I’m on the eve of my return home to San Francisco from a lovely time in Finland.
Our wonderful hosts at Finnfacts planned a special last day for us in Nuuksio National Park where we hiked in the woods, smoked our own venison sausages over the fire, and dipped ourselves in a frozen lake and then raced into the sauna.
It was amazing. I gained a new understanding for the deep connection Finns have to the natural world. Don’t get me wrong, Metso the biomass company still has some work to do on its environmental initiatives, but on my tour today I felt like the woods would never end and I saw them as a source for fuel and life-sustaining energy in a way I haven’t ever quite before.
Just the way a husky is considered a beloved member of the family as well as a worker in his role as a sled dog, so too are the Finnish forests respected. That is to say they are beloved, but they also have work to do. For centuries they have been providing humans with heat, building supplies, and raw materials for productive timber, pulp and paper industries. On this trip, we’ve spoken with paper companies and biomass companies, and we’ve sat in wooden structures heated with wood. I’ve been struggling to understand how a country with more than $39B in net sales of paper goods (2008) can also be passionate about preserving environmental resources, but now I see.
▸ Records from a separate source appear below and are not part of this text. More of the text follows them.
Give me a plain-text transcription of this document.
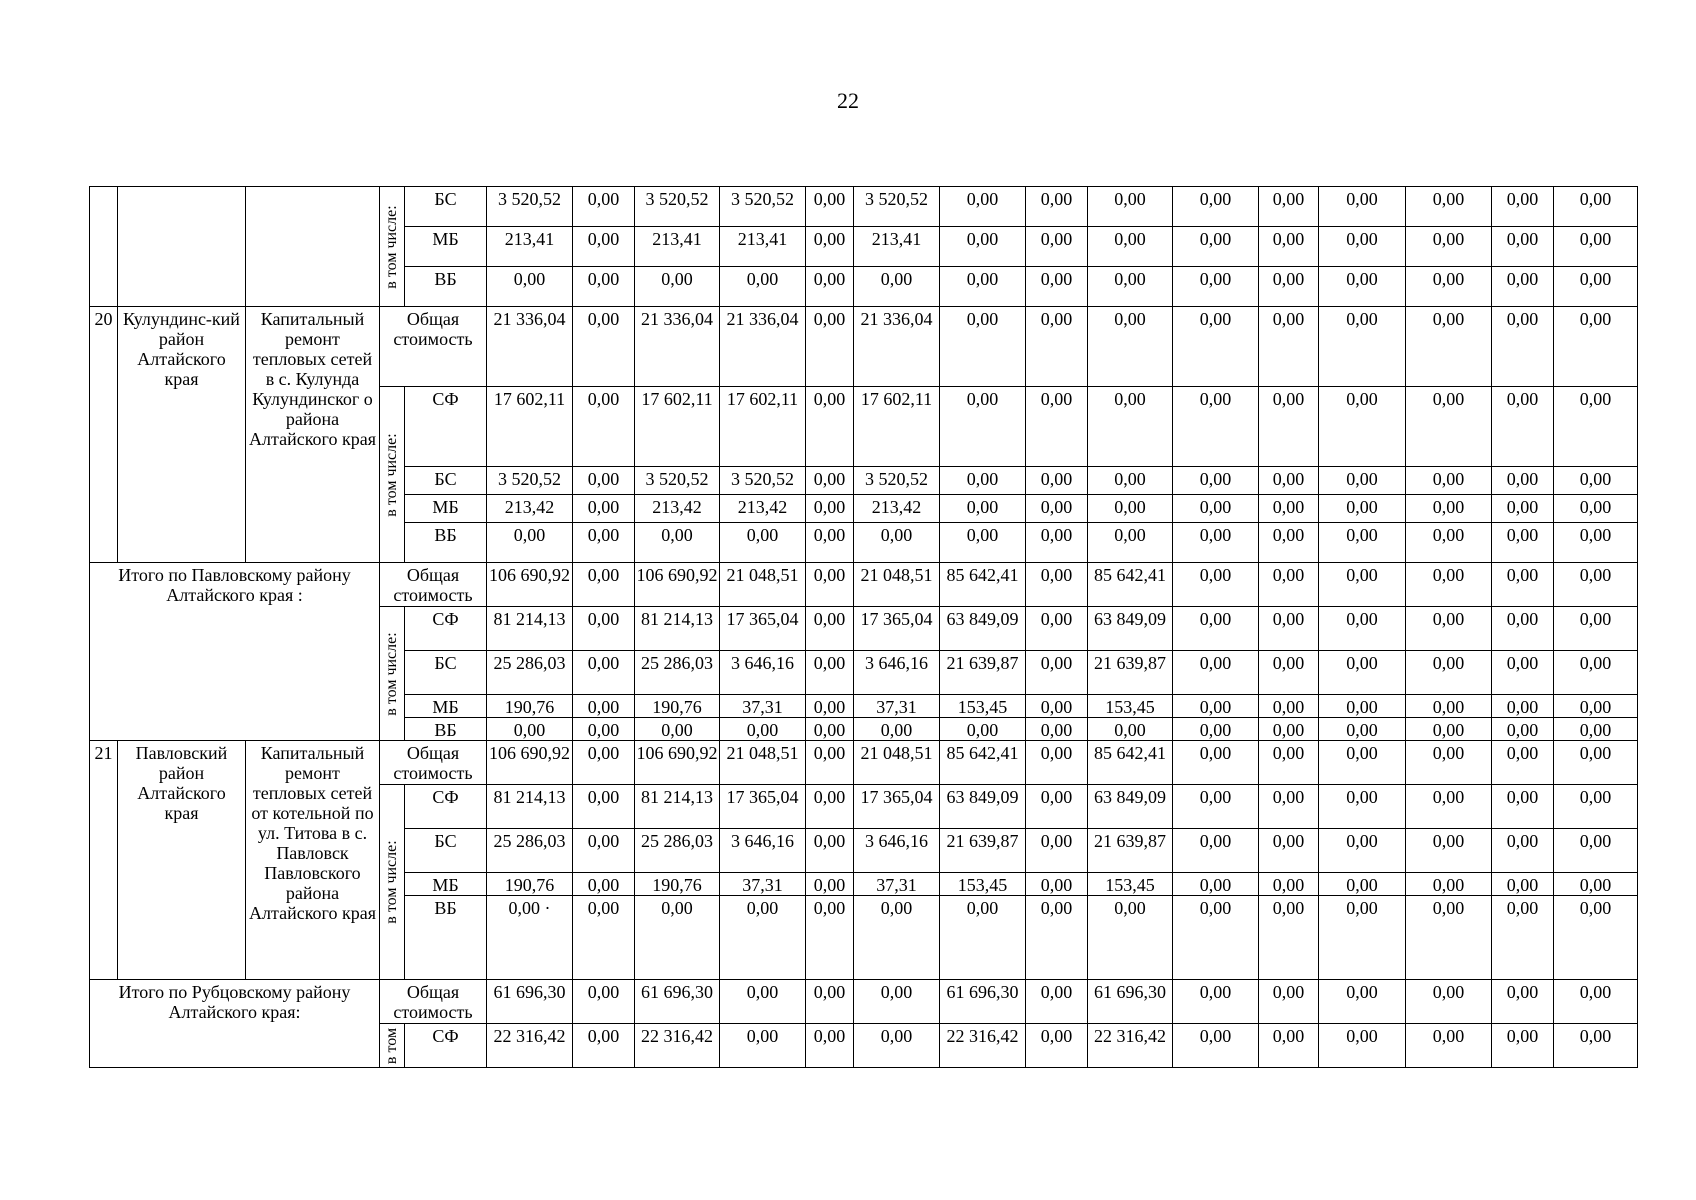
22

			в том числе:	БС	3 520,52	0,00	3 520,52	3 520,52	0,00	3 520,52	0,00	0,00	0,00	0,00	0,00	0,00	0,00	0,00	0,00
				МБ	213,41	0,00	213,41	213,41	0,00	213,41	0,00	0,00	0,00	0,00	0,00	0,00	0,00	0,00	0,00
				ВБ	0,00	0,00	0,00	0,00	0,00	0,00	0,00	0,00	0,00	0,00	0,00	0,00	0,00	0,00	0,00
20	Кулундинс-кий район Алтайского края	Капитальный ремонт тепловых сетей в с. Кулунда Кулундинског о района Алтайского края	Общая стоимость		21 336,04	0,00	21 336,04	21 336,04	0,00	21 336,04	0,00	0,00	0,00	0,00	0,00	0,00	0,00	0,00	0,00

			в том числе:	СФ	17 602,11	0,00	17 602,11	17 602,11	0,00	17 602,11	0,00	0,00	0,00	0,00	0,00	0,00	0,00	0,00	0,00
				БС	3 520,52	0,00	3 520,52	3 520,52	0,00	3 520,52	0,00	0,00	0,00	0,00	0,00	0,00	0,00	0,00	0,00
				МБ	213,42	0,00	213,42	213,42	0,00	213,42	0,00	0,00	0,00	0,00	0,00	0,00	0,00	0,00	0,00
				ВБ	0,00	0,00	0,00	0,00	0,00	0,00	0,00	0,00	0,00	0,00	0,00	0,00	0,00	0,00	0,00
Итого по Павловскому району Алтайского края :			Общая стоимость		106 690,92	0,00	106 690,92	21 048,51	0,00	21 048,51	85 642,41	0,00	85 642,41	0,00	0,00	0,00	0,00	0,00	0,00

			в том числе:	СФ	81 214,13	0,00	81 214,13	17 365,04	0,00	17 365,04	63 849,09	0,00	63 849,09	0,00	0,00	0,00	0,00	0,00	0,00
				БС	25 286,03	0,00	25 286,03	3 646,16	0,00	3 646,16	21 639,87	0,00	21 639,87	0,00	0,00	0,00	0,00	0,00	0,00
				МБ	190,76	0,00	190,76	37,31	0,00	37,31	153,45	0,00	153,45	0,00	0,00	0,00	0,00	0,00	0,00
				ВБ	0,00	0,00	0,00	0,00	0,00	0,00	0,00	0,00	0,00	0,00	0,00	0,00	0,00	0,00	0,00
21	Павловский район Алтайского края	Капитальный ремонт тепловых сетей от котельной по ул. Титова в с. Павловск Павловского района Алтайского края	Общая стоимость		106 690,92	0,00	106 690,92	21 048,51	0,00	21 048,51	85 642,41	0,00	85 642,41	0,00	0,00	0,00	0,00	0,00	0,00

			в том числе:	СФ	81 214,13	0,00	81 214,13	17 365,04	0,00	17 365,04	63 849,09	0,00	63 849,09	0,00	0,00	0,00	0,00	0,00	0,00
				БС	25 286,03	0,00	25 286,03	3 646,16	0,00	3 646,16	21 639,87	0,00	21 639,87	0,00	0,00	0,00	0,00	0,00	0,00
				МБ	190,76	0,00	190,76	37,31	0,00	37,31	153,45	0,00	153,45	0,00	0,00	0,00	0,00	0,00	0,00
				ВБ	0,00 ·	0,00	0,00	0,00	0,00	0,00	0,00	0,00	0,00	0,00	0,00	0,00	0,00	0,00	0,00
Итого по Рубцовскому району Алтайского края:			Общая стоимость		61 696,30	0,00	61 696,30	0,00	0,00	0,00	61 696,30	0,00	61 696,30	0,00	0,00	0,00	0,00	0,00	0,00

			в том	СФ	22 316,42	0,00	22 316,42	0,00	0,00	0,00	22 316,42	0,00	22 316,42	0,00	0,00	0,00	0,00	0,00	0,00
When you have a natural resource that appears to be limitless, it’s easy to take advantage of its gifts–both material and spiritual. It’s clear that Finns are doing just that. And who can blame them?
In the US we don’t have that luxury. We’ve reduced our forests by 30% in the last 250 years and rampant cutting isn’t really an option anymore. Trees have become veritable holy grounds for environmentalists–some of whom will actually sit in trees for years on end to protect them from chainsaws. This background colored my perspective on the Finnish approach to resource management.
Ultimately, forests are the classic example of a renewable resource that can quickly become non-renewable if it’s over harvested, and that’s not just true in the US. The forests of Finland were certainly a highlight of my visit and I hope the Finns continue to manage this wonderful resource in a way that maintains it for generations to come.